Once I was a clever boy learning the arts of Oxford... is a quotation from the verses written by Bishop Richard Fleming (c.1385-1431) for his tomb in Lincoln Cathedral. Fleming, the founder of Lincoln College in Oxford, is the subject of my research for a D. Phil., and, like me, a son of the West Riding. I have remarked in the past that I have a deeply meaningful on-going relationship with a dead fifteenth century bishop... it was Fleming who, in effect, enabled me to come to Oxford and to learn its arts, and for that I am immensely grateful.


Thursday, 2 January 2025

Cimabue’s Maestà cleaned and restored


This would have been a very suitable post for the Solemnity of Mary Mother of God on New Year’s Day as it is about one of the very greatest early Italian paintings of the Virgin and Child.
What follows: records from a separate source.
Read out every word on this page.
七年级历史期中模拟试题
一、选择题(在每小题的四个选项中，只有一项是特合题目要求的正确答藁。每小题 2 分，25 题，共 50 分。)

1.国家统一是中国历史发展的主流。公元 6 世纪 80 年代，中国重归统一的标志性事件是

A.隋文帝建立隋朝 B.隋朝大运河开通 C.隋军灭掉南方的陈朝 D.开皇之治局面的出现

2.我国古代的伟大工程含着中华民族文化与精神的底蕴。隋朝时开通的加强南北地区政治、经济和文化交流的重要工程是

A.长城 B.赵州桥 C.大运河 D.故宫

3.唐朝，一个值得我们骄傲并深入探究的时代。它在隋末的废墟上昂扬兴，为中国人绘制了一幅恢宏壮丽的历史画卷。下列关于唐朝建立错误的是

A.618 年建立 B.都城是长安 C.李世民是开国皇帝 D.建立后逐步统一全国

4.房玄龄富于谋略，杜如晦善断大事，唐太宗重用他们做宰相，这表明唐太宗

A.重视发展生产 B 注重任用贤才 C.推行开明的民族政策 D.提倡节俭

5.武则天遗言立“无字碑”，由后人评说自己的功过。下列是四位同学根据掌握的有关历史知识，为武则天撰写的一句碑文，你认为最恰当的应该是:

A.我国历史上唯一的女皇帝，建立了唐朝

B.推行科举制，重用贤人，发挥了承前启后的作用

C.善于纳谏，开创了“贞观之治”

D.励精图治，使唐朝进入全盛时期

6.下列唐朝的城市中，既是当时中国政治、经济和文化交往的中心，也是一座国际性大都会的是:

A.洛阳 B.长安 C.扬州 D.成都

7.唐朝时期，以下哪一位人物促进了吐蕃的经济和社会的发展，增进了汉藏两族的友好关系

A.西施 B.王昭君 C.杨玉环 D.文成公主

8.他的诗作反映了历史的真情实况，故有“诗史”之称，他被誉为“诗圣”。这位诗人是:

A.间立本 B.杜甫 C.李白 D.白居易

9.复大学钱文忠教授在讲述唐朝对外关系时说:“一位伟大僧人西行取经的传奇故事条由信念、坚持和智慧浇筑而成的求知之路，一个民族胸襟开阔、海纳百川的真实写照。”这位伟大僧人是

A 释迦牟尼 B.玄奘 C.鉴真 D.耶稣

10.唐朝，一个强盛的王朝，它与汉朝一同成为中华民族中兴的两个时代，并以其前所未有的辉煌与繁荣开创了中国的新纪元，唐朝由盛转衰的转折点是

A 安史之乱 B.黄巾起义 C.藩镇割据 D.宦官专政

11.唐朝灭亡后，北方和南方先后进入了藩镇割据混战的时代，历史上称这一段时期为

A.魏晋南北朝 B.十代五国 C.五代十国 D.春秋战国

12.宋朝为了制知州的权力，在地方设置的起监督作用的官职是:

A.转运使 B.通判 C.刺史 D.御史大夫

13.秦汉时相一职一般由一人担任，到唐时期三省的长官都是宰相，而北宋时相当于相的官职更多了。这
The Art Newspaper has a fascinating article about the cleaning and restoration of La Maestà, painted by Cimabue about 1280 for a friary church in Pisa which was plundered by the French in the Napoleonic period and is now in the Louvre. Newly restored it will be the centrepiece of an exhibition at the Louvre in coming months that investigates and re-evaluates Cimabue’s place in the development of Italian art.

The cleaning is a revelation as the before and after photographs show. Instead of the sombre tones which dominated the painting now it glows with warm colour, a rich blue and an exuberant rose, and radiates, for all its statuesque pose a calm joyfulness that had for years, maybe centuries, been hidden by varnish.